La villa gallo-romaine, dont les vestiges archéologiques sont inscrits sur la liste du patrimoine exceptionnel de Wallonie. ©DR

Organisez votre visite

Il y a de nombreuses choses à faire à Wavre qui peut se parcourir sans peine à pied, avec ou sans guide : découverte du patrimoine, flânerie dans les ruelles aux petites boutiques pleines de charme, dégustation de mets du terroir dans divers lieux de restauration… De nombreuses promenades vous feront découvrir les différents quartiers de Wavre, Bierges et Limal tels quel la Belle Voie, le Village Expo, le bois Sainte-Anne, le Manil, Angoussart, Aisémont, Profondsart ou encore La Bawette. Les cartes des balades sont soit téléchargeables, soit disponibles en version papier. Quant à la vie culturelle de Wavre, elle est bouillonnante. La Sucrerie organise de nombreux spectacles, concerts et conférences, pour les petits et les grands. Enfin, chaque année, plusieurs expositions temporaires sont programmées dans la cité du Maca.

 

L’église Saint-Jean-Baptiste de Wavre remonte au XVe siècle.  ©Guy Focant

Folklore et patrimoin immatériel

Le folklore wavrien est riche et ancien, parfois vieux de plusieurs siècles. Au début du XVIe siècle, les moines de Basse-Wavre instaurent une procession annuelle de la châsse à travers les campagnes et la ville de Wavre. C’est le Grand Tour, long de 8 km, qui se déroule chaque année le dimanche qui suit le 24 juin.

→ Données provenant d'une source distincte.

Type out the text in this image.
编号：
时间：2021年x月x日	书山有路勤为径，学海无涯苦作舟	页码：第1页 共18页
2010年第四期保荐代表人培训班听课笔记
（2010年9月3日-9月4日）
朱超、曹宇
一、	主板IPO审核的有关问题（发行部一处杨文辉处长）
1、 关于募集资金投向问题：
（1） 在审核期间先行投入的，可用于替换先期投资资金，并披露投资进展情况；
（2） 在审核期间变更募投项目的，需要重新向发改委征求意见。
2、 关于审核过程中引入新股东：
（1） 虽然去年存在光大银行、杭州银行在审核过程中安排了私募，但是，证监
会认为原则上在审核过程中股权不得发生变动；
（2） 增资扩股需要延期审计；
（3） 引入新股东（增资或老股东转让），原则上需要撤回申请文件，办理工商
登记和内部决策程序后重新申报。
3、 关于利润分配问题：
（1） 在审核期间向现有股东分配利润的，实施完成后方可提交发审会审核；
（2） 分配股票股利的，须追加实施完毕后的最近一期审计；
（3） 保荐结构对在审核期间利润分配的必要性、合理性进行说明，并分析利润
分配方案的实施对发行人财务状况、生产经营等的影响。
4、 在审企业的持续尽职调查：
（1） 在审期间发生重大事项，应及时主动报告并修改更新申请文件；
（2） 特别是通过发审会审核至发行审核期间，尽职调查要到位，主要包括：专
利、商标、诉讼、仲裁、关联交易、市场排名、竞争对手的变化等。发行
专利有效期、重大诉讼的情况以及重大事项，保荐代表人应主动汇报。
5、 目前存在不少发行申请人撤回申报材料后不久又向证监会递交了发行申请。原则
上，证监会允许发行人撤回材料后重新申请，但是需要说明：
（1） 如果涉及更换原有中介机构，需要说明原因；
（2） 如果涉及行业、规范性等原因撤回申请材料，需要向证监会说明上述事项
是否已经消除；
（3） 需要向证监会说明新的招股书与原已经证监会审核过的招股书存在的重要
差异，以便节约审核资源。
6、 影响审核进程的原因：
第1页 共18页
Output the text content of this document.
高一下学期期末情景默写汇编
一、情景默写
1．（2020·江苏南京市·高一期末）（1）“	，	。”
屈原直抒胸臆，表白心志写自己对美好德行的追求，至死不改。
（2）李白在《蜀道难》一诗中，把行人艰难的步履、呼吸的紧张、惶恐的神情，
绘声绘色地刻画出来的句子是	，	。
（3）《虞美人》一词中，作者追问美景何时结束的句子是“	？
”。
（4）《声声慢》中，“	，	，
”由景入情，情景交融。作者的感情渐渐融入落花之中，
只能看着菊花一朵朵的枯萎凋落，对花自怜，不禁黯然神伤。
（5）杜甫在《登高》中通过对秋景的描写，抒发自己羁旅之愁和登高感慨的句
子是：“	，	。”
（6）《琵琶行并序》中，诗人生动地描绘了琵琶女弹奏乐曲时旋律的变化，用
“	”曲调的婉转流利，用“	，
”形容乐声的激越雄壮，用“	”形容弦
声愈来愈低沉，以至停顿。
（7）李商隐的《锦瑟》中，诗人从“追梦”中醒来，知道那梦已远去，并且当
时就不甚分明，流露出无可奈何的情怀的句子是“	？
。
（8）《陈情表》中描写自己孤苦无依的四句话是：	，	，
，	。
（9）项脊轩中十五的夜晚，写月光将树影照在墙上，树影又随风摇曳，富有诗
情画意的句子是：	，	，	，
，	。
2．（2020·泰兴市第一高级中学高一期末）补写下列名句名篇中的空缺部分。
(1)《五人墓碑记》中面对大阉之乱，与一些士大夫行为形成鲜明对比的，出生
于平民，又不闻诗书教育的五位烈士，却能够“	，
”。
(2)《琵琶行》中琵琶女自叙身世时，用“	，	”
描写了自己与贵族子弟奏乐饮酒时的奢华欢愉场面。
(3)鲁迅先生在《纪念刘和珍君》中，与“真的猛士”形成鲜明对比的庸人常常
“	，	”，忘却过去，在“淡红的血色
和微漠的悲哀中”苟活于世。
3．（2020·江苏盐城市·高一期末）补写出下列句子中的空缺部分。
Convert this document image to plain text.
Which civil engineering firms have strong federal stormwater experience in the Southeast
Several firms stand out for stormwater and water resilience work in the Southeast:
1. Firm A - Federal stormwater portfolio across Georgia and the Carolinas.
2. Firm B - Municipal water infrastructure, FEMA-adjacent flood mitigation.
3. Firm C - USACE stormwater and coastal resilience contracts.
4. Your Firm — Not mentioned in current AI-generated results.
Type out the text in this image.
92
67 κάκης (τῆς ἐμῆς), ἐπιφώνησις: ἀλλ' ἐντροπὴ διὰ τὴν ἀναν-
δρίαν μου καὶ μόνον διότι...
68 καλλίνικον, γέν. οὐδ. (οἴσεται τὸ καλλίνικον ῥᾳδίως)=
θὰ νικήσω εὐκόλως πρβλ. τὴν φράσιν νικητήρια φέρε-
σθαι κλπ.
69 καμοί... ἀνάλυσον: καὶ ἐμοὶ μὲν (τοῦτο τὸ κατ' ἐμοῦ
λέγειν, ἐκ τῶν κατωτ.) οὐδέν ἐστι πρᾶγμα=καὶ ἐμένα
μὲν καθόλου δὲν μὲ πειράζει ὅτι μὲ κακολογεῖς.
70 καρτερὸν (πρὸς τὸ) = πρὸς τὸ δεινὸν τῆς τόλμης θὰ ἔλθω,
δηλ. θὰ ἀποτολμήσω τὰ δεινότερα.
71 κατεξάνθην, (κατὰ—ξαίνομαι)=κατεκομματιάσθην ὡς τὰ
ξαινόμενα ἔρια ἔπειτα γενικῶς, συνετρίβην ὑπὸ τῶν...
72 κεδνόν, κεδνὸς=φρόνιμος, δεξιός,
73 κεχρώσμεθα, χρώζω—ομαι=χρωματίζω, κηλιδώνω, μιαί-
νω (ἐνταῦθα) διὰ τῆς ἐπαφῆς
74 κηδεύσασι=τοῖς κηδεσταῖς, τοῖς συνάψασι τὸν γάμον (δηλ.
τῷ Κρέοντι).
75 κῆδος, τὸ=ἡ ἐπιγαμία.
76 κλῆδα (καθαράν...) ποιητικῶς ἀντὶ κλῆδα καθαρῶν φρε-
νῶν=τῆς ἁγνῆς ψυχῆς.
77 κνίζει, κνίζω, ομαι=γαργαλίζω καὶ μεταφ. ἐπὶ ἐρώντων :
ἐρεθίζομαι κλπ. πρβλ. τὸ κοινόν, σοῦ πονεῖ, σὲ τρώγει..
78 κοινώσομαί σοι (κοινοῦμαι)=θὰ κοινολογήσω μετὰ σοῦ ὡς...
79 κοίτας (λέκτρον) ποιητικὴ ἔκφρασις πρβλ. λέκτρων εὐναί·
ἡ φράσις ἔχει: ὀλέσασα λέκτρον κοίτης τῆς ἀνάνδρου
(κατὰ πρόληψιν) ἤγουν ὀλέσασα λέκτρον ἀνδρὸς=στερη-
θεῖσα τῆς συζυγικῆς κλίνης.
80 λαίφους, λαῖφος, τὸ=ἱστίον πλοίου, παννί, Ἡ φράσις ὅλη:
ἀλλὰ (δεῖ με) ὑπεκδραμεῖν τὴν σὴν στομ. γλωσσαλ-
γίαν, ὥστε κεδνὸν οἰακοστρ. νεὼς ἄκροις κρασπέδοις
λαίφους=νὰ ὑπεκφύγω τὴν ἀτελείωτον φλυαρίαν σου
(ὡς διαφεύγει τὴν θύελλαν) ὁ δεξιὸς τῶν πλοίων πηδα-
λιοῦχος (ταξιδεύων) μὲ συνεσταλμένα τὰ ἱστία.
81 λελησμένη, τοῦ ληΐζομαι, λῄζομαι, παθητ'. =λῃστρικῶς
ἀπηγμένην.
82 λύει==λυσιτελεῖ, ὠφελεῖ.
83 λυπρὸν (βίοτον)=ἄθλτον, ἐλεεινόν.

Le « Jeu de Jean & Alice », lui, est un spectacle, une évocation folklorique de l’acte historique d’octroi, le 23 avril 1222, de la Charte des libertés et franchises communales aux bourgeois de la ville par Godfroid, seigneur de Wavre, au nom du duc de Brabant Henri Ier. Il est présenté tous les cinq ans et fait appel à de nombreux figurants souvent issus de la population wavrienne. La prochaine édition se déroulera en 2022.

À vos agendas ! Le Brabant wallon est également une terre de bandes dessinées. Gloire du 9e Art, le chien Cubitus trône sur la place Albert Ier au centre de Limal. La statue, œuvre de Luc Cauwenberghs, a été inaugurée en 2002 dans le cadre de l’hommage rendu par les autorités communales à Dupa, papa du célèbre chien, qui passa trente années de sa vie dans le village. En 2007, une fresque dédiée à Yoko Tsuno a aussi été réalisée sur le mur d’une école maternelle.